Not martial enough to be Dynastes, nor glam enough to be a Rutelid, it hints at the good-natured bumble of Curculionid and yet tantalizes with the amputating severity of Lucanus (but, interestingly, not Scarabaeus sacer na Khepri/Ra). My thought is maybe Cetoniid (and, if so, then a girl no less). Which is good - they are perhaps the favorite amongst my small skittering friends.

This poem is extraordinairy. My guess is that any Valentine of yours would always, in some small way, remain so.

Thanks for the Sunlight.

D-man said...

That was really heavy........but might have been more so if I was enjoying some persimmon ginger jam on toast with it!

No really, I don't mean to demean it by poking fun. Thanks for the gorgeous poem. The presentation of it created an extra sense of anticipation that just floored was like leaning in for a kiss and not quite getting there yet. Wow.

And cool, cool critter. Is that the one of the myriad of Diospyros beetle species?

Vanessa said...

I've always loved Mary Oliver. Thanks for providing me with light.

Callipygia said...

Vivian- Yes, Mary Oliver's poetry is so clear and direct.

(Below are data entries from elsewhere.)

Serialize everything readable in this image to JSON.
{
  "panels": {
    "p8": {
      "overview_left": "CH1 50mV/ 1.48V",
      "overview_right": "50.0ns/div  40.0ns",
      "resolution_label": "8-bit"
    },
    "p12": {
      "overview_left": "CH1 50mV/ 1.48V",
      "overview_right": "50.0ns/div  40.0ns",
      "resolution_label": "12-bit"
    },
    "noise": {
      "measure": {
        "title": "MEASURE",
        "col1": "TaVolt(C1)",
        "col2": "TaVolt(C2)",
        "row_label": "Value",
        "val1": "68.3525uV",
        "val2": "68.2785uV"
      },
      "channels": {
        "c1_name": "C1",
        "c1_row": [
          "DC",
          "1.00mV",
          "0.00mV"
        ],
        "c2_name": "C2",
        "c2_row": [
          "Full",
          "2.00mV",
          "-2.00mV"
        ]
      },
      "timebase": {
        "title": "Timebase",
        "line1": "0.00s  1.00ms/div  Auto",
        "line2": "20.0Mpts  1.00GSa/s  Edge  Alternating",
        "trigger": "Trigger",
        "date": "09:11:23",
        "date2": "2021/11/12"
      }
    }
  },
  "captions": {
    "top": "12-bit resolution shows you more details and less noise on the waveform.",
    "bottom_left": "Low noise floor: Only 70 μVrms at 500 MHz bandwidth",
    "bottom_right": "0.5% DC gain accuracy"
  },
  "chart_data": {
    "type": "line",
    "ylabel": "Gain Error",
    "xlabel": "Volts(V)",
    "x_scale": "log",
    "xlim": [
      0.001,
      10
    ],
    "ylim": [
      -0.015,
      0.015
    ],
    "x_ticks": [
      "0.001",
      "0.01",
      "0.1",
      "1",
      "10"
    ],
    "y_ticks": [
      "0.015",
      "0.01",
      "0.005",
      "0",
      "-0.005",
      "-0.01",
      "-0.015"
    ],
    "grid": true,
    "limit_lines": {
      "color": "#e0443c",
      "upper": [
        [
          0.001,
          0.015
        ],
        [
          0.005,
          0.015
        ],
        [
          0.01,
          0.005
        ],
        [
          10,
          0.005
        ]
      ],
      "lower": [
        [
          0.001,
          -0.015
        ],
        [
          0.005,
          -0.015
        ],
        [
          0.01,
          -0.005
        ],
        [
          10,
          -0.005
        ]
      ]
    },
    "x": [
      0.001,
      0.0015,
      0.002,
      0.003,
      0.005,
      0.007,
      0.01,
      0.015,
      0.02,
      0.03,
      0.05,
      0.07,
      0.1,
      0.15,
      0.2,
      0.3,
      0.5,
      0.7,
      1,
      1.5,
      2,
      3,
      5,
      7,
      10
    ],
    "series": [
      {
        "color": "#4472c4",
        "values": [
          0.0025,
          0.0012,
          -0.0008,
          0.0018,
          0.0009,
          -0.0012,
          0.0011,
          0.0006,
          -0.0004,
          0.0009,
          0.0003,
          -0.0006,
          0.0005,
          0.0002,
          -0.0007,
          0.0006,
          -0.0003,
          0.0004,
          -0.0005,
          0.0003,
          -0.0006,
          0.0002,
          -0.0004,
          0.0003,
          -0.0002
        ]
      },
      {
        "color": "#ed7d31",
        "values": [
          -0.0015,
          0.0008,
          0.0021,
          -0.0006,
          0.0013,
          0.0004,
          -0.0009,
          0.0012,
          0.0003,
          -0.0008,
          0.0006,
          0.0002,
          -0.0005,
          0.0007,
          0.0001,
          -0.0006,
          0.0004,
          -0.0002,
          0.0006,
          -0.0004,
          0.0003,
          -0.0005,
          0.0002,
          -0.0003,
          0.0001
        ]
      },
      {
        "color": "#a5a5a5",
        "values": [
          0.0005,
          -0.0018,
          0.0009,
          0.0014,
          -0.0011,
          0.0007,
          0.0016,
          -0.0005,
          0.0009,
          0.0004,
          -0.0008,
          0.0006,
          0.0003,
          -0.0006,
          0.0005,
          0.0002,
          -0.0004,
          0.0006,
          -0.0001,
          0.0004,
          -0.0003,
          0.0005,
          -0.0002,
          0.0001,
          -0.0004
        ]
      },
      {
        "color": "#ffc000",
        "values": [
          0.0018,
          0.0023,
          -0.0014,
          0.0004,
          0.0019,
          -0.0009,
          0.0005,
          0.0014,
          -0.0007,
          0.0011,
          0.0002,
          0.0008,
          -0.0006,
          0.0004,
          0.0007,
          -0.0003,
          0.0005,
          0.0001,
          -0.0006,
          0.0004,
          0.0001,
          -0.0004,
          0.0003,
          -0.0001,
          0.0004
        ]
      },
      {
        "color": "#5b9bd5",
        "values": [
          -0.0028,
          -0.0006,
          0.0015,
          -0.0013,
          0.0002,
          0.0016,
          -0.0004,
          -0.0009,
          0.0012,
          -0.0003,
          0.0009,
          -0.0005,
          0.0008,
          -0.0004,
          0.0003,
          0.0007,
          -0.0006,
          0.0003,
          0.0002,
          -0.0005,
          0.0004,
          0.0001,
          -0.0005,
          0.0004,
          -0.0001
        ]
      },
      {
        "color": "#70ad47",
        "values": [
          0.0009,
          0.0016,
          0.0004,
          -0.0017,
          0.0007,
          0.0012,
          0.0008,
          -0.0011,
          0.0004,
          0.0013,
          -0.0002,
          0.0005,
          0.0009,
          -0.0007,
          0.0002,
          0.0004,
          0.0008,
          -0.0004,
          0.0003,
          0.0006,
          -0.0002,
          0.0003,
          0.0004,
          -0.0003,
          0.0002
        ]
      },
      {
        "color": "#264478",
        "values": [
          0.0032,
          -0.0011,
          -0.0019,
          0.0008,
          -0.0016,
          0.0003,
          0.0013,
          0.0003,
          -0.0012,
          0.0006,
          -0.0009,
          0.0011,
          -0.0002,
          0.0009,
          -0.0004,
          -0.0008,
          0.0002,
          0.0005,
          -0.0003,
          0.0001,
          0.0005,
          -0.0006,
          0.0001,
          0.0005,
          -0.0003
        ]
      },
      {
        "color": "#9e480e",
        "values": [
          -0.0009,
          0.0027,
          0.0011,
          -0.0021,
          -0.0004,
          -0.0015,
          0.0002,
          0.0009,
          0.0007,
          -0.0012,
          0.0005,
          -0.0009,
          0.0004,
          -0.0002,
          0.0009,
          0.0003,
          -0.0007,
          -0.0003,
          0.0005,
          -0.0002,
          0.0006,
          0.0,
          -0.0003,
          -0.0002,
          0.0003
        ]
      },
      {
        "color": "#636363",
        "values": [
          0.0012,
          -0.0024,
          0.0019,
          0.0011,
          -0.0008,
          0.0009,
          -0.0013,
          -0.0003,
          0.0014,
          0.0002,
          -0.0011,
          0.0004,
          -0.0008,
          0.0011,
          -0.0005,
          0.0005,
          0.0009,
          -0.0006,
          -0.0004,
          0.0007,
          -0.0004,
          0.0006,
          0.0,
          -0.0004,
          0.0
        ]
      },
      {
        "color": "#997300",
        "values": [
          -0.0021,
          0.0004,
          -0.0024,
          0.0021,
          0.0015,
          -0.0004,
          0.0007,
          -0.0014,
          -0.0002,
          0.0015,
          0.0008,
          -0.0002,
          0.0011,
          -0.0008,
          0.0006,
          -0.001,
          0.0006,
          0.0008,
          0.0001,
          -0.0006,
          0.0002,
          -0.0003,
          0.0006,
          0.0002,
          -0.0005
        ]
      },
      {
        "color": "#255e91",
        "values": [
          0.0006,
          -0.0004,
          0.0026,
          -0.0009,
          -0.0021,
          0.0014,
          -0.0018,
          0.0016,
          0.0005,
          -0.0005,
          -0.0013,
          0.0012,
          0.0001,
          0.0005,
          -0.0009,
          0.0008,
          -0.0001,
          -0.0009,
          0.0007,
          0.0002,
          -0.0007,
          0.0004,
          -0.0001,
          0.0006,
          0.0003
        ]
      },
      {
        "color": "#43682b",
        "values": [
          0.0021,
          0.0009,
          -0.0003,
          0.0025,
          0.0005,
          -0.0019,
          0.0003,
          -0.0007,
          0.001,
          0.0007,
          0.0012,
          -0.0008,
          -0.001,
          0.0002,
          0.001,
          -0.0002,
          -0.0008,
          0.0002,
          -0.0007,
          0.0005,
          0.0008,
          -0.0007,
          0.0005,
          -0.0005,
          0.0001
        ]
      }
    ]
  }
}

Blatta- I knew you were going to ask...I did these when I had the book Inordinate Fondness of Beetles. I believe this was Ranzania splendens. I tweaked the colors the original was white, green and tangerine. Happy Valentines dear friend.

D-man- I'm going to have to look back at the link you sent, bec is it me or a cruel cruel joke from eating too many persimmons that it was the genus name for persimmon beetles? The little guy is a Ranzania splendens.

Vanessa- You are so welcome. I love her poetry too, her words falls in me in everwidening ripples.

sher said...

Thank you so much for that poem. I will read it again and again. It's wonderful how words can provide a kind of sustenance to our souls.

Gattina said...

As I'm not native English speaker, I don't get the full impact from her poem, but still enjoy reading it. And hey Mr Beetle, love your cool outfit!

Lis said...

What a beautiful poem.. thank you for sharing it with us. =)


Callipygia said...

sher- that is a beautiful way of putting it, thanks.

gattina- Yup you're right,they are lucky vain things aren't they?

lis- happy valentines friend,are you staying warm?

miragee said...

I love the poem and the illo. Your style seems to have changed. Did you sense that?

Callipygia said...

miragee- For one the illo is a paper collage that I did some time back. Every drawing that I do, I just simply respond to the subject at hand. I actually feel that everyone is almost different, no real voice yet.